A single bullet struck the neck of right-wing activist Charlie Kirk, killing him instantly as he spoke with students at a university in Utah. The shot was fired by a 22-year-old white man whose family was steeped in gun and Trump culture: his father was a Trump supporter, a former sheriff, and a devoted gun enthusiast; even the grandmother admired Trump.

Trump and his Republican Party reacted with shock and anger, yet none of the mourners called for tighter gun control, despite the fact that firearms are now the leading cause of death among American children[1]. Even more disturbing, the alleged killer had been trained by his father to be an expert marksman.

The BBC noted on September 11, 2025, that the murder of the 31-year-old Trump supporter “lays bare America’s bloody and broken politics.” Margaret Sullivan of The Guardian called Charlie Kirk’s killing “a tragic marker of the indiscriminate nature of political violence,” adding that “the immediate reaction, mostly from the right, was disturbingly partisan, violent, and ugly.”

The National Rifle Association (NRA) made no pledge to support stricter gun laws. Instead, Donald Trump called for prayers, while his vice president and several cabinet members urged donations to Kirk’s widow.

As the BBC observed, violence breeds violence. The network warned that increasingly divisive rhetoric, fueled by social media echo chambers and the easy access to firearms, is creating raw nerves and a growing potential for bloodshed.

On December 17, 2024, the British broadcaster shocked its audience with a report, confirmed by the Gun Violence Archive, revealing that 488 mass shootings had already taken place that year, each involving the injury or death of at least four people. The BBC concluded grimly that it is difficult to see where American politics goes from here, but the trajectory is bleak. The total number of firearms circulating in the United States is estimated at 398.5 million, most of them handguns[2]. No other nation on Earth allows its private citizens to be so heavily armed.


Donald Trump’s political movement, the Republican Party, aligns with roughly 51 percent of Americans who refuse to trade stricter gun laws for greater safety. In many U.S. states, even teachers are legally permitted to carry firearms, sometimes openly, visible to their students. These laws vary across the country, but in Alaska, Idaho, and about thirty other states, teachers are authorized to shoot and kill an intruder[3].

One can only wonder why such widespread armament, including access to military-grade weapons, is not seen as madness. Instead, in the American mindset, guns remain tools of self-preservation, not instruments of destruction.

In the three decades since I wrote about Martin Luther King-Drew Hospital, itself temporarily closed for mismanagement, an estimated 500,000 Americans have died by firearm homicide or suicide, whether on family farms, in the poverty-stricken Bronx, down in Mississippi and Alabama, or a mile from the White House[4]

Those half-million deaths have left communities with deep anxieties, insecurity and fear. Half a million victims and perhaps a million since the end of the Second World War are numbers that strain comprehension.

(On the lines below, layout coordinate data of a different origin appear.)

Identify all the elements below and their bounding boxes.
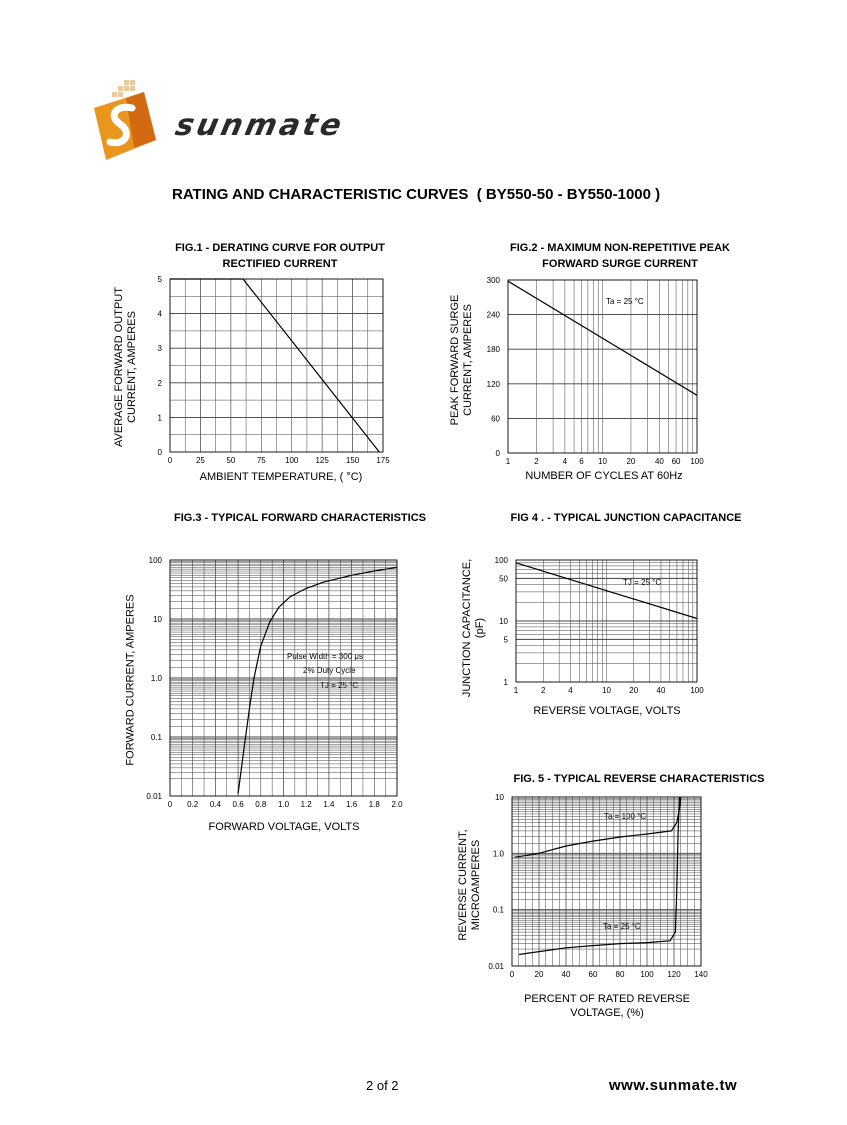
fig1-ytick-label: 1: [157, 413, 162, 423]
fig2-title: FIG.2 - MAXIMUM NON-REPETITIVE PEAK FORWARD SURGE CURRENT: [509, 242, 730, 270]
fig3-xtick-label: 1.8: [368, 800, 380, 809]
fig3-ytick-label: 100: [148, 556, 162, 565]
fig2-xlabel: NUMBER OF CYCLES AT 60Hz: [525, 470, 683, 482]
fig1-ytick-label: 3: [157, 344, 162, 354]
fig5-xtick-label: 80: [615, 970, 625, 979]
fig2-xtick-label: 40: [654, 457, 664, 466]
fig4-ytick-label: 10: [499, 617, 508, 626]
fig3-xtick-label: 0.2: [187, 800, 199, 809]
fig3-xtick-label: 1.0: [277, 800, 290, 809]
fig3-xtick-label: 1.6: [346, 800, 358, 809]
fig5-title: FIG. 5 - TYPICAL REVERSE CHARACTERISTICS: [513, 773, 765, 785]
fig2-ytick-label: 300: [486, 276, 500, 285]
fig4-xtick-label: 1: [513, 686, 519, 695]
fig4-ylabel: JUNCTION CAPACITANCE, (pF): [461, 558, 486, 698]
fig3-xtick-label: 0.4: [209, 800, 221, 809]
fig3-ytick-label: 0.1: [150, 733, 162, 742]
fig1-xtick-label: 50: [226, 456, 236, 465]
fig3-xtick-label: 0.8: [255, 800, 267, 809]
fig5-ytick-label: 0.1: [492, 905, 504, 915]
fig4-xtick-label: 20: [629, 686, 639, 695]
fig1-xtick-label: 125: [315, 456, 329, 465]
fig4-ytick-label: 5: [503, 635, 508, 645]
fig5-xtick-label: 60: [588, 970, 598, 979]
fig4-xtick-label: 4: [568, 686, 573, 695]
website-link[interactable]: www.sunmate.tw: [609, 1077, 738, 1094]
fig4-xtick-label: 10: [602, 686, 611, 695]
fig5-xtick-label: 40: [561, 970, 571, 979]
fig1-ytick-label: 4: [157, 309, 162, 319]
fig2-xtick-label: 10: [598, 457, 607, 466]
fig1-xtick-label: 25: [195, 456, 205, 465]
fig2-ytick-label: 0: [495, 449, 500, 458]
fig3-xtick-label: 0.6: [232, 800, 244, 809]
fig3-annotation-2: 2% Duty Cycle: [299, 666, 359, 675]
fig3-title: FIG.3 - TYPICAL FORWARD CHARACTERISTICS: [174, 512, 426, 524]
fig3-annotation-1: Pulse Width = 300 μs: [283, 652, 367, 661]
fig2-ytick-label: 60: [491, 414, 500, 424]
fig1-xtick-label: 100: [285, 456, 299, 465]
fig1-title: FIG.1 - DERATING CURVE FOR OUTPUT RECTIFIED CURRENT: [175, 242, 385, 270]
fig4-xlabel: REVERSE VOLTAGE, VOLTS: [533, 705, 681, 717]
fig4-annotation: TJ = 25 °C: [619, 578, 665, 587]
fig2-xtick-label: 4: [562, 457, 568, 466]
fig3-xlabel: FORWARD VOLTAGE, VOLTS: [208, 821, 360, 833]
fig5-series-line-0: [515, 797, 681, 857]
fig4-xtick-label: 40: [656, 686, 666, 695]
fig4-ytick-label: 1: [503, 678, 508, 687]
fig2-xtick-label: 6: [579, 457, 584, 466]
fig5-xlabel: PERCENT OF RATED REVERSE VOLTAGE, (%): [524, 993, 690, 1019]
fig2-ylabel: PEAK FORWARD SURGE CURRENT, AMPERES: [449, 294, 474, 426]
fig5-annotation-100c: Ta = 100 °C: [600, 812, 650, 821]
fig3-xtick-label: 0: [167, 800, 173, 809]
brand-name: sunmate: [172, 108, 348, 143]
fig2-annotation: Ta = 25 °C: [602, 297, 648, 306]
fig5-xtick-label: 0: [509, 970, 515, 979]
fig3-ytick-label: 1.0: [150, 674, 162, 683]
fig5-xtick-label: 140: [694, 970, 708, 979]
fig2-xtick-label: 1: [505, 457, 511, 466]
fig2-ytick-label: 120: [486, 379, 500, 389]
fig1-ylabel: AVERAGE FORWARD OUTPUT CURRENT, AMPERES: [113, 287, 138, 447]
fig2-ytick-label: 180: [486, 345, 500, 355]
page-title: RATING AND CHARACTERISTIC CURVES ( BY550-50 - BY550-1000 ): [172, 186, 661, 203]
fig5-xtick-label: 100: [640, 970, 654, 979]
fig2-xtick-label: 20: [626, 457, 636, 466]
fig4-xtick-label: 100: [690, 686, 704, 695]
fig4-ytick-label: 50: [499, 574, 508, 584]
fig4-title: FIG 4 . - TYPICAL JUNCTION CAPACITANCE: [510, 512, 742, 524]
fig3-ylabel: FORWARD CURRENT, AMPERES: [124, 594, 137, 766]
fig1-xtick-label: 150: [345, 456, 360, 465]
fig4-ytick-label: 100: [494, 556, 508, 565]
fig1-ytick-label: 5: [157, 275, 162, 284]
fig3-xtick-label: 1.2: [300, 800, 312, 809]
fig1-ytick-label: 0: [157, 448, 162, 457]
fig3-xtick-label: 1.4: [323, 800, 335, 809]
fig3-xtick-label: 2.0: [391, 800, 403, 809]
fig2-xtick-label: 100: [690, 457, 704, 466]
fig2-xtick-label: 60: [671, 457, 681, 466]
fig5-xtick-label: 120: [667, 970, 681, 979]
page-number: 2 of 2: [366, 1078, 399, 1093]
fig5-ytick-label: 1.0: [492, 849, 504, 859]
fig5-ytick-label: 0.01: [488, 962, 504, 971]
fig1-xlabel: AMBIENT TEMPERATURE, ( °C): [199, 471, 363, 483]
fig1-xtick-label: 75: [256, 456, 266, 465]
fig2-ytick-label: 240: [486, 310, 500, 320]
fig3-ytick-label: 10: [153, 615, 162, 624]
fig5-ylabel: REVERSE CURRENT, MICROAMPERES: [457, 829, 482, 941]
fig5-annotation-25c: Ta = 25 °C: [599, 922, 645, 931]
fig1-xtick-label: 0: [167, 456, 173, 465]
fig5-ytick-label: 10: [495, 793, 504, 802]
fig2-xtick-label: 2: [534, 457, 539, 466]
fig1-ytick-label: 2: [157, 378, 162, 388]
fig1-xtick-label: 175: [376, 456, 390, 465]
fig3-ytick-label: 0.01: [146, 792, 162, 801]
fig5-xtick-label: 20: [534, 970, 544, 979]
fig4-xtick-label: 2: [541, 686, 546, 695]
fig3-annotation-3: TJ = 25 °C: [316, 681, 362, 690]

They are not abstract statistics: they are fathers, teachers, nurses and neighbors whose loss reverberates through ordinary life.

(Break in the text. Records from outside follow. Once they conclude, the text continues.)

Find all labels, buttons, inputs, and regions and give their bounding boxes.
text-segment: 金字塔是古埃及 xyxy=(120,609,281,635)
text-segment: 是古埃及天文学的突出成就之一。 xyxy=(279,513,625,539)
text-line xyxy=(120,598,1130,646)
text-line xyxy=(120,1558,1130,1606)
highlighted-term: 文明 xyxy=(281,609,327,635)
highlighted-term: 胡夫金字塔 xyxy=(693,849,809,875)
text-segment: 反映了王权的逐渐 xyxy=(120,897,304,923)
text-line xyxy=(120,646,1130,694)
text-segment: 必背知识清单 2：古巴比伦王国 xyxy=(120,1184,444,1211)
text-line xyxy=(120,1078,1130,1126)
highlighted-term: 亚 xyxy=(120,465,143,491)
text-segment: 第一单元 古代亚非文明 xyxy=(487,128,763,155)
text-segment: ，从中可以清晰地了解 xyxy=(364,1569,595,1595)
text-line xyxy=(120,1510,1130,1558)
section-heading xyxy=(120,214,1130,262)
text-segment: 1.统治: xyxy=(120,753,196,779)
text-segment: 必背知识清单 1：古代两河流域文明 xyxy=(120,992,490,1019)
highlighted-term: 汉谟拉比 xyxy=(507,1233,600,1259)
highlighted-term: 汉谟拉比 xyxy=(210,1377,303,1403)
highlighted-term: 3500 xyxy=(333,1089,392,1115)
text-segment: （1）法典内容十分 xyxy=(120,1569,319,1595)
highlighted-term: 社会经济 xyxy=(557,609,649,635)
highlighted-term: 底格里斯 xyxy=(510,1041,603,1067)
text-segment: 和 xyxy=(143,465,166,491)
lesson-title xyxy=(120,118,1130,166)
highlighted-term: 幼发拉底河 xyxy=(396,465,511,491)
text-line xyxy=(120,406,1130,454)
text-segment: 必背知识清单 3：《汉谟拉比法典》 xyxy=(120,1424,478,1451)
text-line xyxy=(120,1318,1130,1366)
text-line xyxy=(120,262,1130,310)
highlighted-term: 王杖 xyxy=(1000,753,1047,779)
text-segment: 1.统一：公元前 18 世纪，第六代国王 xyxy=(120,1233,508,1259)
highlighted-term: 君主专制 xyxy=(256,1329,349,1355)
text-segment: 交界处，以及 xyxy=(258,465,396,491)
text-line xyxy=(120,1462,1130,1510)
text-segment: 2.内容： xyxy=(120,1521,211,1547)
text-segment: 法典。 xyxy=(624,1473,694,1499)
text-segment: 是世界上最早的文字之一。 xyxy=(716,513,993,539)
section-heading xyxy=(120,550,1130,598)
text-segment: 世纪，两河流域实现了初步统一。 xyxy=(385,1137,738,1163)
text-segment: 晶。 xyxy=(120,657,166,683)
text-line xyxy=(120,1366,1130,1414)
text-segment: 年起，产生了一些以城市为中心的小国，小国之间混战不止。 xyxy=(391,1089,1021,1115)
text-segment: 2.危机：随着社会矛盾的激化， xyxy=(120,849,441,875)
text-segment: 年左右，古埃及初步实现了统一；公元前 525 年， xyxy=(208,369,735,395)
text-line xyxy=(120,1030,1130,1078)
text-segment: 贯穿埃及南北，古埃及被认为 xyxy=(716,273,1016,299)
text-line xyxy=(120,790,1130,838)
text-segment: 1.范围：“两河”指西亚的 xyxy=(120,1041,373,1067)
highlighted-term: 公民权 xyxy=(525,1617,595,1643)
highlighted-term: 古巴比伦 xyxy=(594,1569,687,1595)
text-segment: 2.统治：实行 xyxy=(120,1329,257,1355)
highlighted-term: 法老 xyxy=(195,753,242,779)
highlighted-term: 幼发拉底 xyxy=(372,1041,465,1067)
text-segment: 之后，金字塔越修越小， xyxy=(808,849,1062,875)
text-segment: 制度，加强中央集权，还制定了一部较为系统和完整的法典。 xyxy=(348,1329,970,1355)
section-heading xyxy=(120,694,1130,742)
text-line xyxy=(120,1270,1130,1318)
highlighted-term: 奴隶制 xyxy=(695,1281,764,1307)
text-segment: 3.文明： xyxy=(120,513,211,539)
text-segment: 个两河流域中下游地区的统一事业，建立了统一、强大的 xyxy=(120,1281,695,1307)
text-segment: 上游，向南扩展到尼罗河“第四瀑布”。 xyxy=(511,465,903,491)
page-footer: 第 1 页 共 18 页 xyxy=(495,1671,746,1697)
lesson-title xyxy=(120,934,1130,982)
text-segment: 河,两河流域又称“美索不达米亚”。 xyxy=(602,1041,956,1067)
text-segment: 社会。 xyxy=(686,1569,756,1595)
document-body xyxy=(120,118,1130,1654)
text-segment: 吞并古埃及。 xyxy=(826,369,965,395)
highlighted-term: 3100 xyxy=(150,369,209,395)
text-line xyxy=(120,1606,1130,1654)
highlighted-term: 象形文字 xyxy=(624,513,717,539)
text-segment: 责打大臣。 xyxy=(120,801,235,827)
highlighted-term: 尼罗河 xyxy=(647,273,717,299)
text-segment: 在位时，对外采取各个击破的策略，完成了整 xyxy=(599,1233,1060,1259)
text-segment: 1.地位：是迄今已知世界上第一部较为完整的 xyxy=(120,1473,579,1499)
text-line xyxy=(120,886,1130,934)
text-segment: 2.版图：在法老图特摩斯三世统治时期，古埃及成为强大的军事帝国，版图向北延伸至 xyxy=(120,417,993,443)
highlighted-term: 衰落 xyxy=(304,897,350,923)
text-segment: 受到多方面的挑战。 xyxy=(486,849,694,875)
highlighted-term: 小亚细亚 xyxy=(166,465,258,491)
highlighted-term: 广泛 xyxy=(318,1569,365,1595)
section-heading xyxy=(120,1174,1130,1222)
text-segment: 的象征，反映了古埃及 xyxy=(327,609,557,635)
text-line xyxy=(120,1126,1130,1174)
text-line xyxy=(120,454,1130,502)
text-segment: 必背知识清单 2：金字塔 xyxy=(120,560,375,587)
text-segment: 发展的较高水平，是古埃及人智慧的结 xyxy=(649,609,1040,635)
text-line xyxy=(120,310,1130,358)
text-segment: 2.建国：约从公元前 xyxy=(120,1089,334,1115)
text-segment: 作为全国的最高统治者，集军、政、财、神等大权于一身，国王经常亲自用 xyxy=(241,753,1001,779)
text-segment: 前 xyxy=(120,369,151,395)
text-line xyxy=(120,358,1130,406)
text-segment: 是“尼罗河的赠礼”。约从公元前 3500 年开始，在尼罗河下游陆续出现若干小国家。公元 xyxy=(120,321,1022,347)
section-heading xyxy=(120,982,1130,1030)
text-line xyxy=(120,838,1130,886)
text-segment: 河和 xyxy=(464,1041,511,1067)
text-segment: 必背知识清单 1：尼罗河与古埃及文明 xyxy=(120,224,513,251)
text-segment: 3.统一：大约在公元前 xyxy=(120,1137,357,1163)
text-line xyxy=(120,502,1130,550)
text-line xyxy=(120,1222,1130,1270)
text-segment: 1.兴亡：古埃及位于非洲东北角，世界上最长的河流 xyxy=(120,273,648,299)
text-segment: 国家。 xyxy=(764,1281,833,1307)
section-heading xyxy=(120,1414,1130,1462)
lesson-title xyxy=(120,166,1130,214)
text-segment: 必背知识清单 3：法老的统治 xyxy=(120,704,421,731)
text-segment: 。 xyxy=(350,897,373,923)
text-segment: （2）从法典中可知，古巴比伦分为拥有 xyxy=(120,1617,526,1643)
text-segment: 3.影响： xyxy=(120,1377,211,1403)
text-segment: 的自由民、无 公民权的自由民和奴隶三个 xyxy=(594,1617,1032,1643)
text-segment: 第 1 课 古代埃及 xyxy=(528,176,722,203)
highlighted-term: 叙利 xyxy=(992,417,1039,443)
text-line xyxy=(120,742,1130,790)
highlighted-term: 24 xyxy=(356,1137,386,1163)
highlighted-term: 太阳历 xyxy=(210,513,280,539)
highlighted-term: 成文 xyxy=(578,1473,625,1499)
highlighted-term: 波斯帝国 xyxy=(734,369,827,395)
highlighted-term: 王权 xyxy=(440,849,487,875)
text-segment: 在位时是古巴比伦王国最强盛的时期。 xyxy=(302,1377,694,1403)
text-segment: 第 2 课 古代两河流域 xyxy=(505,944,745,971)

For perspective: in all the United States’ wars, from the Revolutionary War and the Civil War through Korea, Vietnam, Iraq and Afghanistan, American combat deaths total roughly 646,596. Those soldiers are honored at places like Arlington National Cemetery. 

But who commemorates the history teacher gunned down near a car wash, the nurse killed on her walk by Lake Michigan, the countless unnamed victims of everyday violence?

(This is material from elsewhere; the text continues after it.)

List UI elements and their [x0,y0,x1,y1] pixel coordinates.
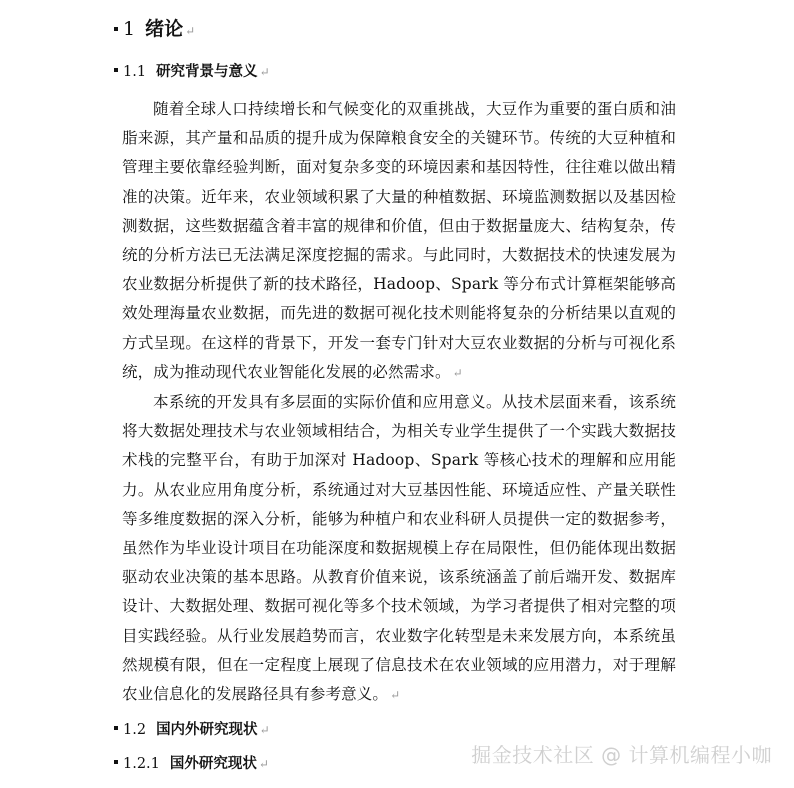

Rhetoric and remedies collide in troubling ways. We could, the argument goes, fortify schools with tanks or line suburban gardens with machine-gun-toting security, or we can accept the reality that powerful lobbies shape policy. The National Rifle Association poured substantial donations into politics in 2023, roughly $27.4 million to members of Congress and allied campaigns, a flow of money that helps explain why many legislative doors remain closed.

 


 


[1] Rand Corporation, July 16, 2024.

[2] Consumer Shield, October 31, 2024.

[3] Campus Safety, August 6, 2025.

[4] . Firearm Violence 1993–2023, Bureau of Justice Statistics, November 2024.